The two Johns set about finishing off the 150m section, which was one row short of completion. Here we see JC starting the final row of corbelling, and John S laying a last row of bricks on the 160m section. Unfortunately last week, in our haste to get everything under cover as the hailstorm rained mercilessly down upon us, the freshly laid reference corbelling brick on the corner in the foreground was knocked off, so John could not continue on to the 160m section.

An hour later, and an interlude. Fairview came with fresh supplies of sand and 72 concrete blocks for the next section, and once these were off the lorry, we took an hour of Richard's time to move the 22 dumpy bags filled with pea gravel away from the Race Course car parking area. They were very much second hand dumpy bags, having been used last year to recover the Avonmouth bricks, and it is well known that they weaken over time. Would they hold? Gingerly Richard takes the strain with the HIAB.

It held. We got 8 on the lorry.
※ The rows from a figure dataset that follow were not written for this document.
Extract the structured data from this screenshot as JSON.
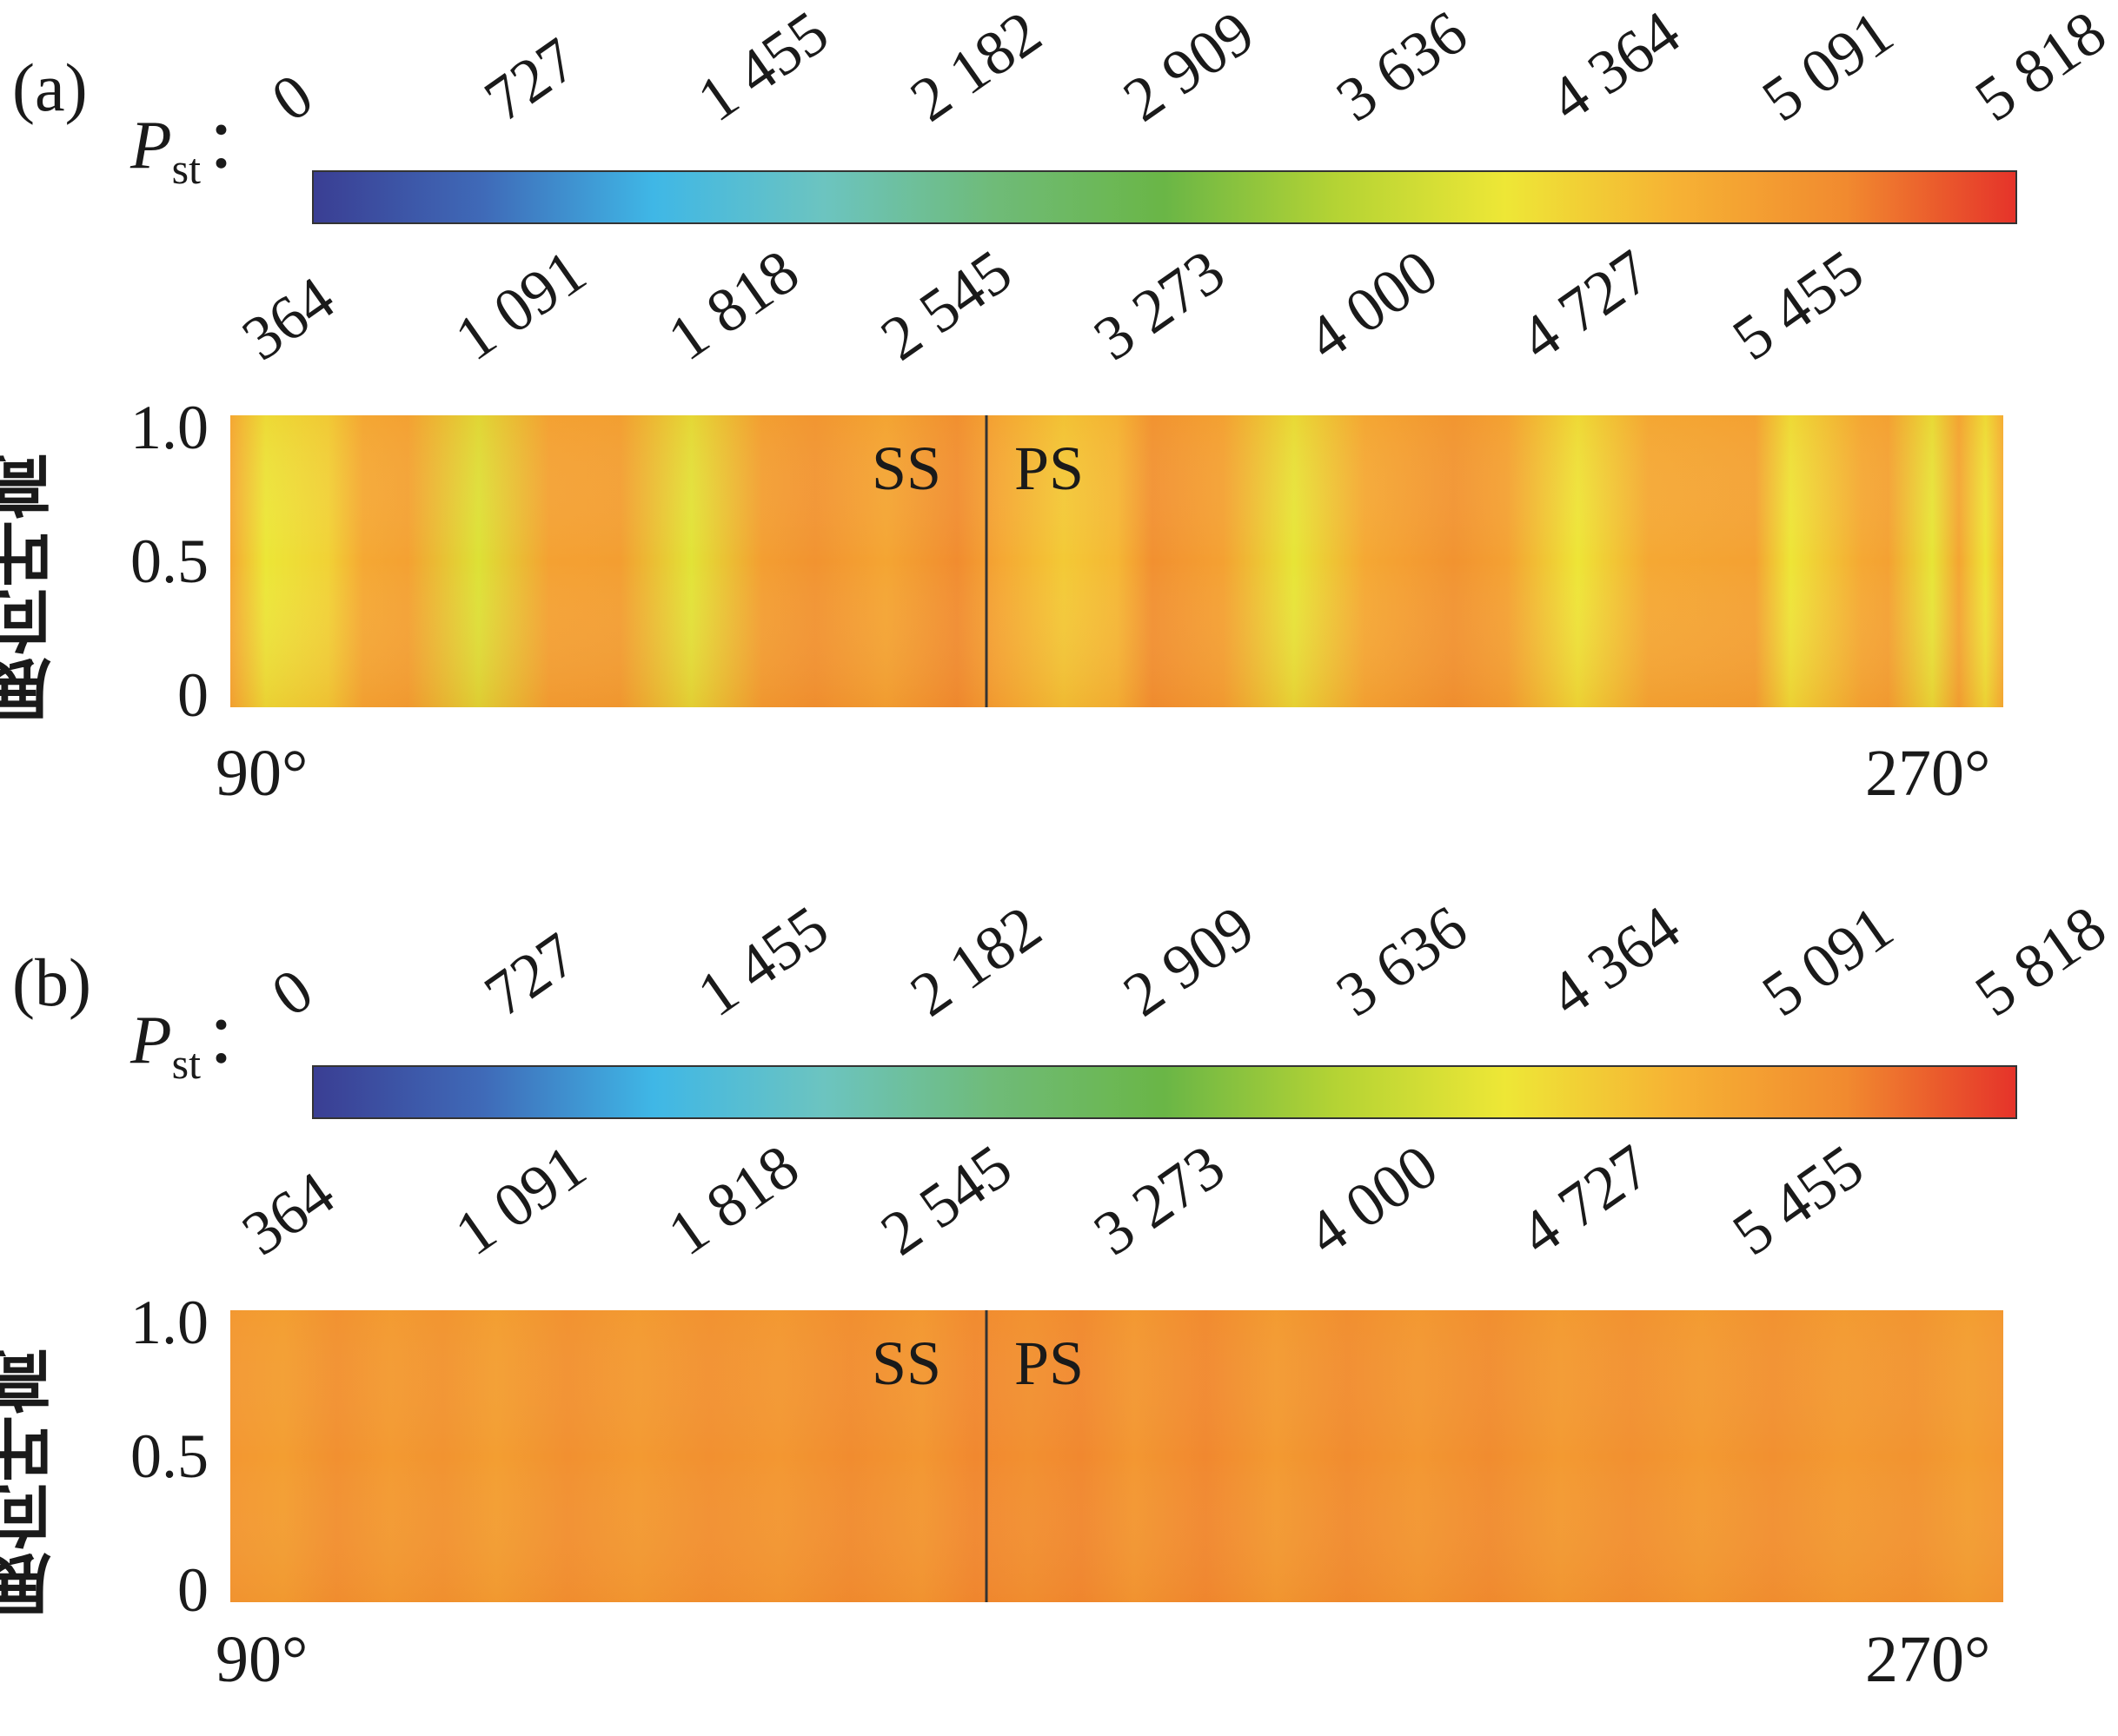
{
  "chart_data": [
    {
      "panel_label": "(a)",
      "type": "heatmap",
      "colorbar": {
        "variable": "P",
        "subscript": "st",
        "colon": "：",
        "ticks_top": [
          "0",
          "727",
          "1 455",
          "2 182",
          "2 909",
          "3 636",
          "4 364",
          "5 091",
          "5 818"
        ],
        "ticks_bottom": [
          "364",
          "1 091",
          "1 818",
          "2 545",
          "3 273",
          "4 000",
          "4 727",
          "5 455"
        ],
        "range": [
          0,
          5818
        ],
        "colormap": [
          "#3a3e93",
          "#3f6ab8",
          "#3fb7e6",
          "#6cc4c0",
          "#6fbb78",
          "#6ab646",
          "#b4d334",
          "#eee736",
          "#f6b234",
          "#f18a2f",
          "#e5332a"
        ]
      },
      "ylabel": "展向叶高",
      "yticks": [
        "1.0",
        "0.5",
        "0"
      ],
      "x_start": "90°",
      "x_end": "270°",
      "divider_labels": {
        "left": "SS",
        "right": "PS"
      },
      "field_description_stops": [
        [
          0.0,
          4800
        ],
        [
          0.02,
          4050
        ],
        [
          0.055,
          4300
        ],
        [
          0.075,
          4800
        ],
        [
          0.1,
          4900
        ],
        [
          0.14,
          3900
        ],
        [
          0.18,
          4900
        ],
        [
          0.22,
          4950
        ],
        [
          0.26,
          3950
        ],
        [
          0.3,
          4950
        ],
        [
          0.33,
          5100
        ],
        [
          0.37,
          4850
        ],
        [
          0.41,
          5200
        ],
        [
          0.435,
          4800
        ],
        [
          0.47,
          4400
        ],
        [
          0.5,
          4600
        ],
        [
          0.52,
          5150
        ],
        [
          0.56,
          4900
        ],
        [
          0.6,
          4000
        ],
        [
          0.64,
          4800
        ],
        [
          0.69,
          5100
        ],
        [
          0.72,
          4900
        ],
        [
          0.76,
          4100
        ],
        [
          0.8,
          4800
        ],
        [
          0.86,
          4900
        ],
        [
          0.88,
          4100
        ],
        [
          0.92,
          4800
        ],
        [
          0.935,
          4900
        ],
        [
          0.96,
          4000
        ],
        [
          0.975,
          4850
        ],
        [
          0.99,
          4100
        ],
        [
          1.0,
          4700
        ]
      ]
    },
    {
      "panel_label": "(b)",
      "type": "heatmap",
      "colorbar": {
        "variable": "P",
        "subscript": "st",
        "colon": "：",
        "ticks_top": [
          "0",
          "727",
          "1 455",
          "2 182",
          "2 909",
          "3 636",
          "4 364",
          "5 091",
          "5 818"
        ],
        "ticks_bottom": [
          "364",
          "1 091",
          "1 818",
          "2 545",
          "3 273",
          "4 000",
          "4 727",
          "5 455"
        ],
        "range": [
          0,
          5818
        ],
        "colormap": [
          "#3a3e93",
          "#3f6ab8",
          "#3fb7e6",
          "#6cc4c0",
          "#6fbb78",
          "#6ab646",
          "#b4d334",
          "#eee736",
          "#f6b234",
          "#f18a2f",
          "#e5332a"
        ]
      },
      "ylabel": "展向叶高",
      "yticks": [
        "1.0",
        "0.5",
        "0"
      ],
      "x_start": "90°",
      "x_end": "270°",
      "divider_labels": {
        "left": "SS",
        "right": "PS"
      },
      "field_description_stops": [
        [
          0.0,
          5050
        ],
        [
          0.03,
          4950
        ],
        [
          0.06,
          5150
        ],
        [
          0.09,
          5000
        ],
        [
          0.12,
          5100
        ],
        [
          0.15,
          4950
        ],
        [
          0.19,
          5150
        ],
        [
          0.23,
          5000
        ],
        [
          0.27,
          5150
        ],
        [
          0.31,
          5050
        ],
        [
          0.35,
          5200
        ],
        [
          0.39,
          5050
        ],
        [
          0.42,
          5250
        ],
        [
          0.45,
          5150
        ],
        [
          0.48,
          5250
        ],
        [
          0.51,
          5050
        ],
        [
          0.55,
          5250
        ],
        [
          0.59,
          5000
        ],
        [
          0.63,
          5200
        ],
        [
          0.67,
          5050
        ],
        [
          0.71,
          5200
        ],
        [
          0.75,
          5000
        ],
        [
          0.79,
          5150
        ],
        [
          0.83,
          5000
        ],
        [
          0.87,
          5150
        ],
        [
          0.91,
          5000
        ],
        [
          0.95,
          5100
        ],
        [
          0.98,
          4950
        ],
        [
          1.0,
          5050
        ]
      ]
    }
  ]
}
The coldest place today was up on the back of that lorry; Brian had to get off and fetch extra warm clothing!

We unloaded 20 of the 22 bags just inside our fence line. The last two bags failed us, and the straps went - but they weren't supplied by Fairview :-)

Your blogger recently went to visit Fairview's shop in Honeybourne, and was impressed by the free publicity they give the GWSR - several posters are hung up along their car park fence, and 'The Cornishman' is on sale on their counter! It was a number I hadn't even received in the mail yet. Very efficient.
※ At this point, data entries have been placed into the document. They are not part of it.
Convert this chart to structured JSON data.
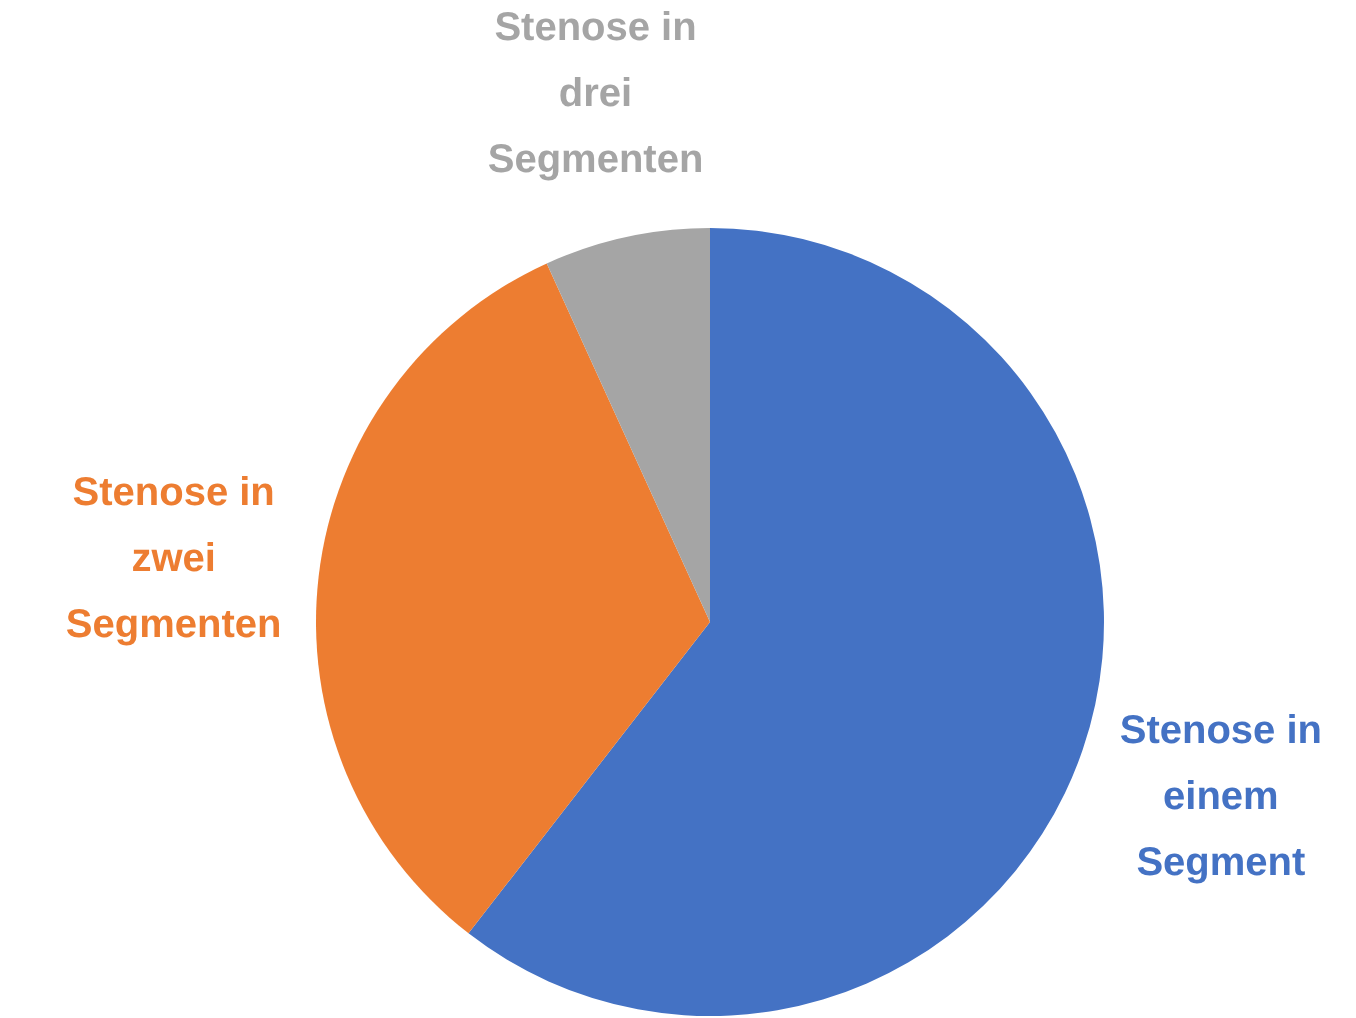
{
  "chart_data": {
    "type": "pie",
    "categories": [
      "Stenose in einem Segment",
      "Stenose in zwei Segmenten",
      "Stenose in drei Segmenten"
    ],
    "values": [
      60.5,
      32.7,
      6.8
    ],
    "colors": [
      "#4472c4",
      "#ed7d31",
      "#a5a5a5"
    ]
  }
}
Back to corbelling - here we see the progress to date, with JC working half way along the 150m section, and John S backing up behind.
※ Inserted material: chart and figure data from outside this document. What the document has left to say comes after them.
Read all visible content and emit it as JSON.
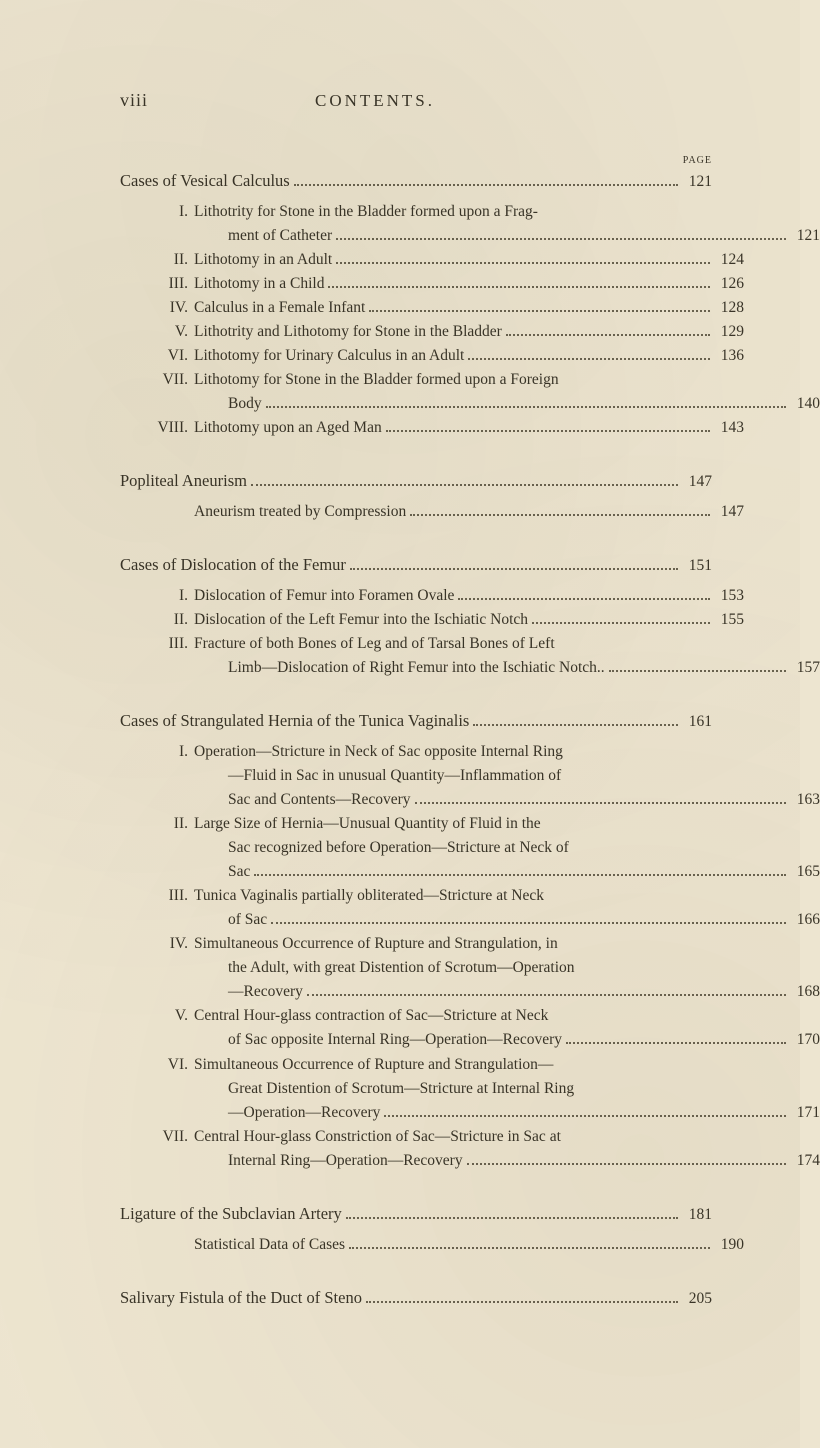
{
  "header": {
    "page_roman": "viii",
    "title": "CONTENTS.",
    "page_label": "PAGE"
  },
  "sections": [
    {
      "title": "Cases of Vesical Calculus",
      "page": "121",
      "items": [
        {
          "roman": "I.",
          "lines": [
            "Lithotrity for Stone in the Bladder formed upon a Frag-",
            "ment of Catheter"
          ],
          "page": "121"
        },
        {
          "roman": "II.",
          "lines": [
            "Lithotomy in an Adult"
          ],
          "page": "124"
        },
        {
          "roman": "III.",
          "lines": [
            "Lithotomy in a Child"
          ],
          "page": "126"
        },
        {
          "roman": "IV.",
          "lines": [
            "Calculus in a Female Infant"
          ],
          "page": "128"
        },
        {
          "roman": "V.",
          "lines": [
            "Lithotrity and Lithotomy for Stone in the Bladder"
          ],
          "page": "129"
        },
        {
          "roman": "VI.",
          "lines": [
            "Lithotomy for Urinary Calculus in an Adult"
          ],
          "page": "136"
        },
        {
          "roman": "VII.",
          "lines": [
            "Lithotomy for Stone in the Bladder formed upon a Foreign",
            "Body"
          ],
          "page": "140"
        },
        {
          "roman": "VIII.",
          "lines": [
            "Lithotomy upon an Aged Man"
          ],
          "page": "143"
        }
      ]
    },
    {
      "title": "Popliteal Aneurism",
      "page": "147",
      "items": [
        {
          "roman": "",
          "lines": [
            "Aneurism treated by Compression"
          ],
          "page": "147"
        }
      ]
    },
    {
      "title": "Cases of Dislocation of the Femur",
      "page": "151",
      "items": [
        {
          "roman": "I.",
          "lines": [
            "Dislocation of Femur into Foramen Ovale"
          ],
          "page": "153"
        },
        {
          "roman": "II.",
          "lines": [
            "Dislocation of the Left Femur into the Ischiatic Notch"
          ],
          "page": "155"
        },
        {
          "roman": "III.",
          "lines": [
            "Fracture of both Bones of Leg and of Tarsal Bones of Left",
            "Limb—Dislocation of Right Femur into the Ischiatic Notch.."
          ],
          "page": "157"
        }
      ]
    },
    {
      "title": "Cases of Strangulated Hernia of the Tunica Vaginalis",
      "page": "161",
      "items": [
        {
          "roman": "I.",
          "lines": [
            "Operation—Stricture in Neck of Sac opposite Internal Ring",
            "—Fluid in Sac in unusual Quantity—Inflammation of",
            "Sac and Contents—Recovery"
          ],
          "page": "163"
        },
        {
          "roman": "II.",
          "lines": [
            "Large Size of Hernia—Unusual Quantity of Fluid in the",
            "Sac recognized before Operation—Stricture at Neck of",
            "Sac"
          ],
          "page": "165"
        },
        {
          "roman": "III.",
          "lines": [
            "Tunica Vaginalis partially obliterated—Stricture at Neck",
            "of Sac"
          ],
          "page": "166"
        },
        {
          "roman": "IV.",
          "lines": [
            "Simultaneous Occurrence of Rupture and Strangulation, in",
            "the Adult, with great Distention of Scrotum—Operation",
            "—Recovery"
          ],
          "page": "168"
        },
        {
          "roman": "V.",
          "lines": [
            "Central Hour-glass contraction of Sac—Stricture at Neck",
            "of Sac opposite Internal Ring—Operation—Recovery"
          ],
          "page": "170"
        },
        {
          "roman": "VI.",
          "lines": [
            "Simultaneous Occurrence of Rupture and Strangulation—",
            "Great Distention of Scrotum—Stricture at Internal Ring",
            "—Operation—Recovery"
          ],
          "page": "171"
        },
        {
          "roman": "VII.",
          "lines": [
            "Central Hour-glass Constriction of Sac—Stricture in Sac at",
            "Internal Ring—Operation—Recovery"
          ],
          "page": "174"
        }
      ]
    },
    {
      "title": "Ligature of the Subclavian Artery",
      "page": "181",
      "items": [
        {
          "roman": "",
          "lines": [
            "Statistical Data of Cases"
          ],
          "page": "190"
        }
      ]
    },
    {
      "title": "Salivary Fistula of the Duct of Steno",
      "page": "205",
      "items": []
    }
  ],
  "style": {
    "background_color": "#ede5d0",
    "text_color": "#3a3528",
    "body_fontsize": 15.5,
    "title_fontsize": 16.5,
    "header_fontsize": 17
  }
}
At the end of the day, we had to remove all our materials (stacked bricks etc) from the trackside, because, annoyingly, trains start to run again end of the week. How they get in our way.

The wind tugged at our polythene sheets relentlessly, and twice your blogger had to run after an escapee that was cartwheeling towards Bishops Cleeve.

Once again, we had the benefit of 4 brick layers - JC and Bob on the front, Tony and John S on the rear. Bob laid two rows of blues along the front of this, the 170m section, and we see him in the background busy with two more rows low down on the 180m one. Bob laid 4 rows today, of which he was justifiably proud. Tony, seen here, and John S consumed vast quantities of brown mortar today, and helped complete the 150m section and raise the 170m section by two rows at the rear.

With the 72 concrete blocks delivered today, we were able to lay out the next row of concrete blocks along the rear of the 180m section. This will be next week's job. Bob worked hard, and is seen here on his hands and knees. Very tiring.
There comes a time when you have top stop, lean against the other platform, gasp a little, and ask yourself, why am I doing this? I must be mad.

The other really windy job today was painting the backs of the containers, which were still in their original rusty commercial colours, and not a good advertisement for the GWSR on the forthcoming race meeting. It was Brian again though, now standing in an elevated position on a ladder! Clearing the undergrowth around the container on the right, we discovered a whole series of one inch rust holes along the bottom - so this is where the mice get in. Luckily the container is only rented, and we will give it back on completion of the job.

At the end of the day we actually ran out of cement, and mortar became a scarce commodity. We were quite keen to finish off the 150m section with a waterproof top layer of mortar, and here is John O in typical pose, bringing mortar by hand. Every little bit helps, we know, but isn't this taking things a bit far?

It remained to John S to explain that mortar is brought in a shovel, or in a barrow. John O looks suitably admonished. But I've got rubber gloves on!

Here is the final piece of work on the 150 section, a layer of surface mortar at the rear, with freshly laid corbelling at the front. Woe betide him who leans on it. You die.

This final act on the 150m section allows us to formally sign it off. Here we see Bob adding the date: 2nd March 2015. Done !

Bob confided in your blogger that he would return as early as this Wednesday to finish off the corbelling on the 160m section too, brick laying on the signal box at Broadway having been completed.